SEPERTI diduga banyak kalangan, Pemilihan Kepala Derah (Pilkada) DKI Jakarta yang berlangsung 8 Agustus 2007, berhasil mengantarkan pasangan Fauzi Bowo-Prijanto sebagai pasangan Gubernur-Wakil Gubernur untuk periode lima tahun mendatang, meskipun dengan persentase yang masih minimalis. Kepada pasangan Fauzi-Prijanto, dan kepada segenap warga Jakarta, kita ucapkan selamat.

Kita juga patut bersyukur, meskipun masih banyak kekurangan, secara umum Pilkada DKI berjalan lancar, aman, dan damai. Setelah mengamati proses jalannya Pilkada, setidaknya ada dua fenomena politik yang patut kita perhatikan. Pertama, antusiasme warga Jakarta yang relatif tinggi membuktikan bahwa harapan publik terhadap Pilkada sebagai sarana untuk memperbiki kedaan masih lumayan tinggi.

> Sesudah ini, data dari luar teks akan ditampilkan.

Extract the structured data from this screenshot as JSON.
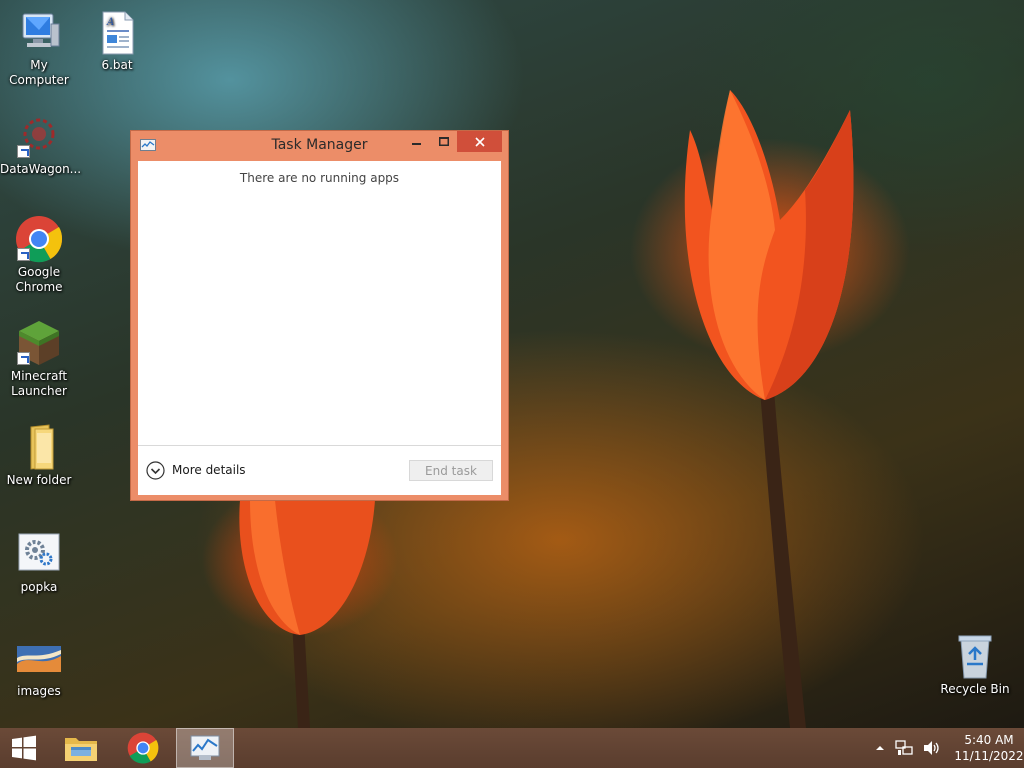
{
  "desktop": {
    "icons": [
      {
        "name": "my-computer-icon",
        "label": "My Computer"
      },
      {
        "name": "bat-file-icon",
        "label": "6.bat"
      },
      {
        "name": "datawagon-icon",
        "label": "DataWagon..."
      },
      {
        "name": "chrome-icon",
        "label": "Google Chrome"
      },
      {
        "name": "minecraft-icon",
        "label": "Minecraft Launcher"
      },
      {
        "name": "folder-icon",
        "label": "New folder"
      },
      {
        "name": "popka-icon",
        "label": "popka"
      },
      {
        "name": "images-icon",
        "label": "images"
      },
      {
        "name": "recycle-bin-icon",
        "label": "Recycle Bin"
      }
    ]
  },
  "task_manager": {
    "title": "Task Manager",
    "empty_message": "There are no running apps",
    "more_details_label": "More details",
    "end_task_label": "End task"
  },
  "taskbar": {
    "clock_time": "5:40 AM",
    "clock_date": "11/11/2022"
  },
  "colors": {
    "window_frame": "#ec8d68",
    "close_button": "#d04f3a",
    "taskbar": "#5a3d2e"
  }
}
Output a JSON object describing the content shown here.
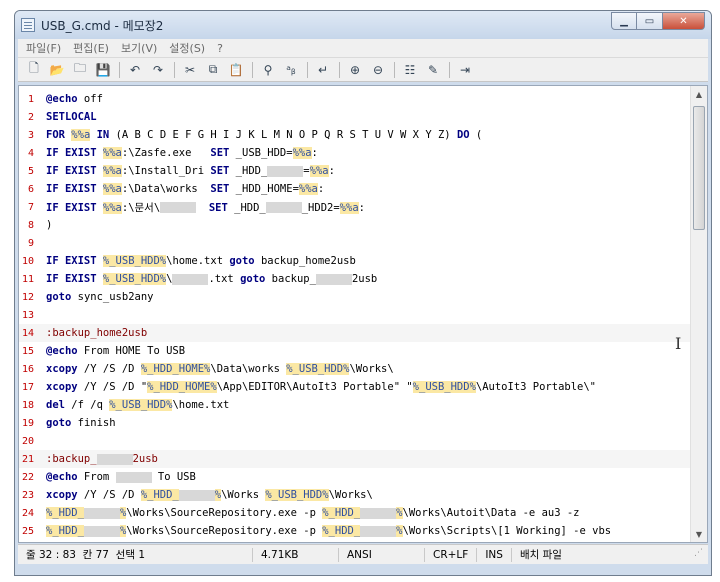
{
  "window": {
    "title": "USB_G.cmd - 메모장2",
    "min_icon": "minimize-icon",
    "max_icon": "maximize-icon",
    "close_icon": "close-icon"
  },
  "menu": [
    "파일(F)",
    "편집(E)",
    "보기(V)",
    "설정(S)",
    "?"
  ],
  "toolbar_icons": [
    "new-file-icon",
    "open-folder-icon",
    "browse-icon",
    "save-icon",
    "undo-icon",
    "redo-icon",
    "cut-icon",
    "copy-icon",
    "paste-icon",
    "find-icon",
    "replace-icon",
    "word-wrap-icon",
    "zoom-in-icon",
    "zoom-out-icon",
    "settings-icon",
    "edit-icon",
    "exit-icon"
  ],
  "lines": [
    {
      "n": "1",
      "segs": [
        {
          "t": "kw",
          "v": "@echo"
        },
        {
          "t": "",
          "v": " off"
        }
      ]
    },
    {
      "n": "2",
      "segs": [
        {
          "t": "kw",
          "v": "SETLOCAL"
        }
      ]
    },
    {
      "n": "3",
      "segs": [
        {
          "t": "kw",
          "v": "FOR"
        },
        {
          "t": "",
          "v": " "
        },
        {
          "t": "var",
          "v": "%%a"
        },
        {
          "t": "",
          "v": " "
        },
        {
          "t": "kw",
          "v": "IN"
        },
        {
          "t": "",
          "v": " (A B C D E F G H I J K L M N O P Q R S T U V W X Y Z) "
        },
        {
          "t": "kw",
          "v": "DO"
        },
        {
          "t": "",
          "v": " ("
        }
      ]
    },
    {
      "n": "4",
      "segs": [
        {
          "t": "kw",
          "v": "IF EXIST"
        },
        {
          "t": "",
          "v": " "
        },
        {
          "t": "var",
          "v": "%%a"
        },
        {
          "t": "",
          "v": ":\\Zasfe.exe   "
        },
        {
          "t": "kw",
          "v": "SET"
        },
        {
          "t": "",
          "v": " _USB_HDD="
        },
        {
          "t": "var",
          "v": "%%a"
        },
        {
          "t": "",
          "v": ":"
        }
      ]
    },
    {
      "n": "5",
      "segs": [
        {
          "t": "kw",
          "v": "IF EXIST"
        },
        {
          "t": "",
          "v": " "
        },
        {
          "t": "var",
          "v": "%%a"
        },
        {
          "t": "",
          "v": ":\\Install_Dri "
        },
        {
          "t": "kw",
          "v": "SET"
        },
        {
          "t": "",
          "v": " _HDD_"
        },
        {
          "t": "blur",
          "v": ""
        },
        {
          "t": "",
          "v": "="
        },
        {
          "t": "var",
          "v": "%%a"
        },
        {
          "t": "",
          "v": ":"
        }
      ]
    },
    {
      "n": "6",
      "segs": [
        {
          "t": "kw",
          "v": "IF EXIST"
        },
        {
          "t": "",
          "v": " "
        },
        {
          "t": "var",
          "v": "%%a"
        },
        {
          "t": "",
          "v": ":\\Data\\works  "
        },
        {
          "t": "kw",
          "v": "SET"
        },
        {
          "t": "",
          "v": " _HDD_HOME="
        },
        {
          "t": "var",
          "v": "%%a"
        },
        {
          "t": "",
          "v": ":"
        }
      ]
    },
    {
      "n": "7",
      "segs": [
        {
          "t": "kw",
          "v": "IF EXIST"
        },
        {
          "t": "",
          "v": " "
        },
        {
          "t": "var",
          "v": "%%a"
        },
        {
          "t": "",
          "v": ":\\문서\\"
        },
        {
          "t": "blur",
          "v": ""
        },
        {
          "t": "",
          "v": "  "
        },
        {
          "t": "kw",
          "v": "SET"
        },
        {
          "t": "",
          "v": " _HDD_"
        },
        {
          "t": "blur",
          "v": ""
        },
        {
          "t": "",
          "v": "_HDD2="
        },
        {
          "t": "var",
          "v": "%%a"
        },
        {
          "t": "",
          "v": ":"
        }
      ]
    },
    {
      "n": "8",
      "segs": [
        {
          "t": "",
          "v": ")"
        }
      ]
    },
    {
      "n": "9",
      "segs": []
    },
    {
      "n": "10",
      "segs": [
        {
          "t": "kw",
          "v": "IF EXIST"
        },
        {
          "t": "",
          "v": " "
        },
        {
          "t": "var",
          "v": "%_USB_HDD%"
        },
        {
          "t": "",
          "v": "\\home.txt "
        },
        {
          "t": "kw",
          "v": "goto"
        },
        {
          "t": "",
          "v": " backup_home2usb"
        }
      ]
    },
    {
      "n": "11",
      "segs": [
        {
          "t": "kw",
          "v": "IF EXIST"
        },
        {
          "t": "",
          "v": " "
        },
        {
          "t": "var",
          "v": "%_USB_HDD%"
        },
        {
          "t": "",
          "v": "\\"
        },
        {
          "t": "blur",
          "v": ""
        },
        {
          "t": "",
          "v": ".txt "
        },
        {
          "t": "kw",
          "v": "goto"
        },
        {
          "t": "",
          "v": " backup_"
        },
        {
          "t": "blur",
          "v": ""
        },
        {
          "t": "",
          "v": "2usb"
        }
      ]
    },
    {
      "n": "12",
      "segs": [
        {
          "t": "kw",
          "v": "goto"
        },
        {
          "t": "",
          "v": " sync_usb2any"
        }
      ]
    },
    {
      "n": "13",
      "segs": []
    },
    {
      "n": "14",
      "cur": true,
      "segs": [
        {
          "t": "lbl",
          "v": ":backup_home2usb"
        }
      ]
    },
    {
      "n": "15",
      "segs": [
        {
          "t": "kw",
          "v": "@echo"
        },
        {
          "t": "",
          "v": " From HOME To USB"
        }
      ]
    },
    {
      "n": "16",
      "segs": [
        {
          "t": "kw",
          "v": "xcopy"
        },
        {
          "t": "",
          "v": " /Y /S /D "
        },
        {
          "t": "var",
          "v": "%_HDD_HOME%"
        },
        {
          "t": "",
          "v": "\\Data\\works "
        },
        {
          "t": "var",
          "v": "%_USB_HDD%"
        },
        {
          "t": "",
          "v": "\\Works\\"
        }
      ]
    },
    {
      "n": "17",
      "segs": [
        {
          "t": "kw",
          "v": "xcopy"
        },
        {
          "t": "",
          "v": " /Y /S /D \""
        },
        {
          "t": "var",
          "v": "%_HDD_HOME%"
        },
        {
          "t": "",
          "v": "\\App\\EDITOR\\AutoIt3 Portable\" \""
        },
        {
          "t": "var",
          "v": "%_USB_HDD%"
        },
        {
          "t": "",
          "v": "\\AutoIt3 Portable\\\""
        }
      ]
    },
    {
      "n": "18",
      "segs": [
        {
          "t": "kw",
          "v": "del"
        },
        {
          "t": "",
          "v": " /f /q "
        },
        {
          "t": "var",
          "v": "%_USB_HDD%"
        },
        {
          "t": "",
          "v": "\\home.txt"
        }
      ]
    },
    {
      "n": "19",
      "segs": [
        {
          "t": "kw",
          "v": "goto"
        },
        {
          "t": "",
          "v": " finish"
        }
      ]
    },
    {
      "n": "20",
      "segs": []
    },
    {
      "n": "21",
      "cur": true,
      "segs": [
        {
          "t": "lbl",
          "v": ":backup_"
        },
        {
          "t": "blur",
          "v": ""
        },
        {
          "t": "lbl",
          "v": "2usb"
        }
      ]
    },
    {
      "n": "22",
      "segs": [
        {
          "t": "kw",
          "v": "@echo"
        },
        {
          "t": "",
          "v": " From "
        },
        {
          "t": "blur",
          "v": ""
        },
        {
          "t": "",
          "v": " To USB"
        }
      ]
    },
    {
      "n": "23",
      "segs": [
        {
          "t": "kw",
          "v": "xcopy"
        },
        {
          "t": "",
          "v": " /Y /S /D "
        },
        {
          "t": "var",
          "v": "%_HDD_"
        },
        {
          "t": "blur",
          "v": ""
        },
        {
          "t": "var",
          "v": "%"
        },
        {
          "t": "",
          "v": "\\Works "
        },
        {
          "t": "var",
          "v": "%_USB_HDD%"
        },
        {
          "t": "",
          "v": "\\Works\\"
        }
      ]
    },
    {
      "n": "24",
      "segs": [
        {
          "t": "var",
          "v": "%_HDD_"
        },
        {
          "t": "blur",
          "v": ""
        },
        {
          "t": "var",
          "v": "%"
        },
        {
          "t": "",
          "v": "\\Works\\SourceRepository.exe -p "
        },
        {
          "t": "var",
          "v": "%_HDD_"
        },
        {
          "t": "blur",
          "v": ""
        },
        {
          "t": "var",
          "v": "%"
        },
        {
          "t": "",
          "v": "\\Works\\Autoit\\Data -e au3 -z"
        }
      ]
    },
    {
      "n": "25",
      "segs": [
        {
          "t": "var",
          "v": "%_HDD_"
        },
        {
          "t": "blur",
          "v": ""
        },
        {
          "t": "var",
          "v": "%"
        },
        {
          "t": "",
          "v": "\\Works\\SourceRepository.exe -p "
        },
        {
          "t": "var",
          "v": "%_HDD_"
        },
        {
          "t": "blur",
          "v": ""
        },
        {
          "t": "var",
          "v": "%"
        },
        {
          "t": "",
          "v": "\\Works\\Scripts\\[1 Working] -e vbs"
        }
      ]
    }
  ],
  "status": {
    "position": "줄 32 : 83",
    "column": "칸 77",
    "selection": "선택 1",
    "size": "4.71KB",
    "encoding": "ANSI",
    "line_ending": "CR+LF",
    "mode": "INS",
    "file_type": "배치 파일"
  }
}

Meskipun survei LSI (Lembaga Survei Indonesia) memperkirakan potensi golput mencapai 65%, yang terbukti hanya sekitar 30%. Artinya, partisipasi rakyat dalam Pilkada di DKI Jakarta (sekitar 70%) lebih baik dibandingkan dengan Pilkada Riau (54,66%), Sulawesi Barat (59,84%), Banten (60, 83%), Kalimantan Selatan (60,95%), Kalimantan Tengah (61,05%), Sumatera Barat (63,32%), Jambi (66,82%), dan Bengkulu (68,64%).

Kedua, Pilkada DKI Jakarta sekali lagi membuktikan adanya kesenjangan antara elite partai dengan grass root. Pasangan Fauzi Bowo-Prijanto yang didukung 20 partai politik yang dalam Pemilu 2004 lalu memiliki lebih dari 76% suara, nyatanya, menurut hasil hitung cepat (quick count) sejumlah lembaga riset, hanya mampu meraih suara sekitar 56,12% hingga 59% suara.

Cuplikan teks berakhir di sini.